一方で、冒頭の「寅子」や「よね」と同様に、世の中の不条理に対して闘う人物が常にいるのも希望です。水俣病裁判闘争の初期のころ、「義によって助太刀いたす」と患者支援に行動した、水俣病を告発する会の代表だった本田啓吉先生(2006年没)を、私は思い起こします。先生とは機関紙『水俣』編集を通じて生前お会いする機会がたびたびありましたが、いつも穏やかで激しい物言いをされる方ではありませんでした。だからなのか、時折この「義勇兵宣言」が気になります。何の義理がなくても不条理な環境に置かれた出来事があれば、黙って見過ごさない人間でありたいと思います。
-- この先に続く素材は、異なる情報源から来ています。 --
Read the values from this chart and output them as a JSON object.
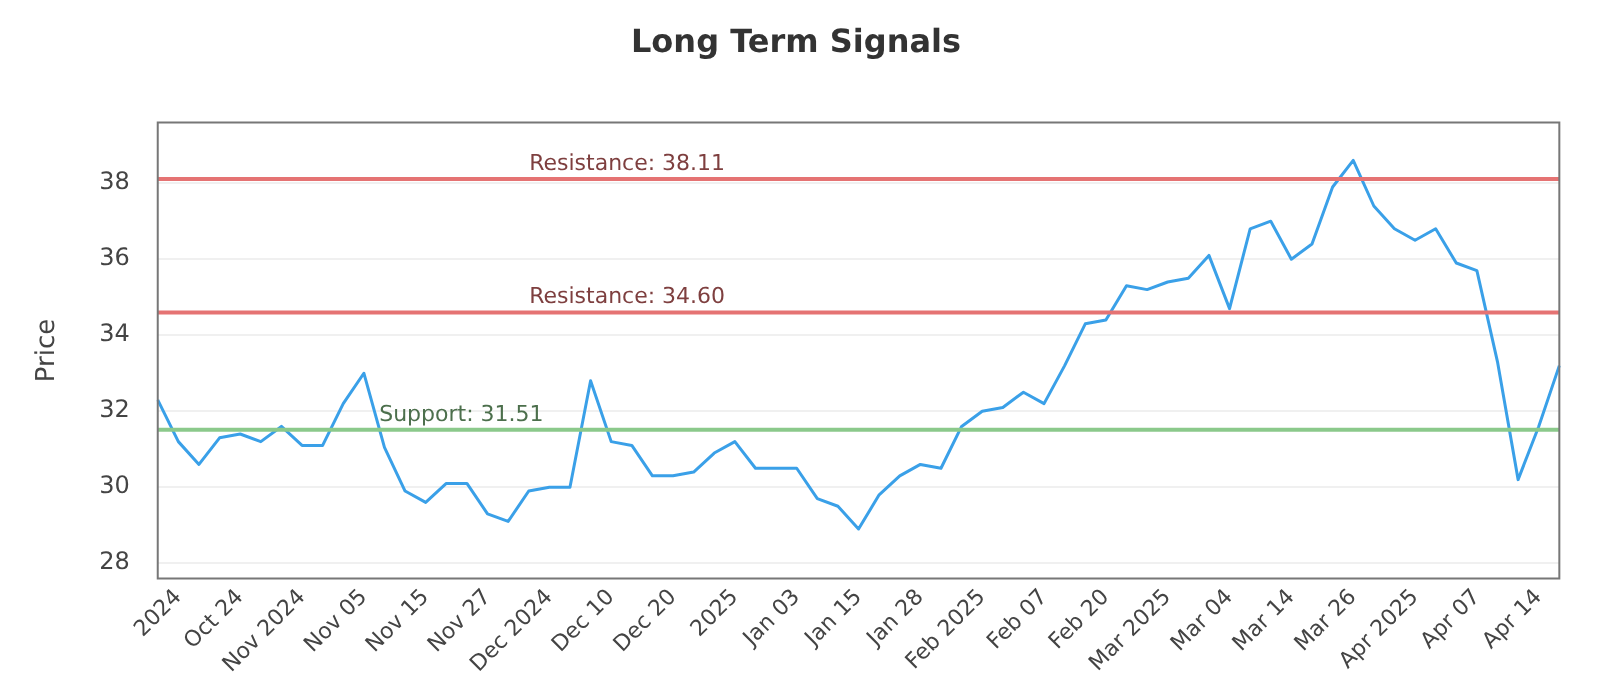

なお、熊本県知事の職分の名誉のために付言すると、福島譲二知事(1999年没)と本田啓吉先生は、旧制五高時代に学生寮で同室の仲でした。片や大蔵官僚、片や高校国語教師と、進まれた道は異なりましたが、大義とは何かを思索し行動に移す真のエリート知識人の気概は共有していたと思います。

よく言った

本日(5月9日)の熊本日日新聞社説より。
よく言った。「虎に翼」の笹寿司のおやじさんのセリフに、そんなのがありましたね。
「懇談には熊本県の木村敬知事ら県幹部も同席していた。だが、環境省の対応に異は唱えなかったという。国はもちろん、熊本県も水俣病問題の当事者だ。適切な対応だったとはとても言い難い。」